The employer argues that the case before us is directly controlled by Lewis. We agree that the principles of law as set forth in that case are applicable here; however, the differences in the testimony of the physicians in each case compel a different result here.

In Lewis the claimant's physician testified on direct examination that the claimant's injury "'could have been directly or indirectly could have been the cause' of appellant's condition." This testimony was found to be

[ 116 Pa. Commw. Page 398]

    legally insufficient to establish the necessary causal connection. Lewis, 508 Pa. at 367, 498 A.2d at 803. In the case before us, we have not been able to find any equivocal testimony on the issue of causation. Rather, as demonstrated by the testimony reproduced above, Dr. Sbarbaro was unwaivering in his position that the two lifting incidents caused the claimant's disability. He expressed his opinion clearly on direct examination and was given the opportunity to further explain his position on cross-examination. Accordingly, viewing Dr. Sbarbaro's testimony in its entirety we find that it is unequivocal and therefore we conclude that it is legally sufficient to establish causation.

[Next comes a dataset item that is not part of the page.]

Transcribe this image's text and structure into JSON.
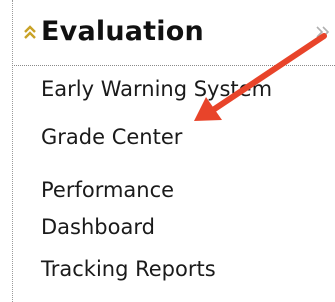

Further, the employer argues that Dr. Sbarbaro's conclusion that the claimant's lifting incidents caused her disability is incompetent to establish the requisite causation. It relies on the following language from Lewis to support its position, "A physician's assumption that an injury is caused by a recent event because of the temporal proximity is not a sufficiently competent opinion to establish a causal relationship." Id. This language is derived from Bisesi v. Workmen's Compensation Appeal Board (Tower Lines, Inc.), 61 Pa. Commonwealth Ct. 260, 433 A.2d 592 (1981). In analyzing the medical testimony presented in Bisesi we noted:

The claimant's personal physician could offer no diagnosis of his symptoms. He testified that he could only 'assume' that the claimant's symptoms were related to his most recent accident because they coincided with its occurrence. The neurosurgeon who testified for the claimant also balked at venturing a definite diagnosis. He could only testify that 'it would seem' that the claimant's most recent accident played a role in causing his symptoms because they occurred with greater frequency following the incident.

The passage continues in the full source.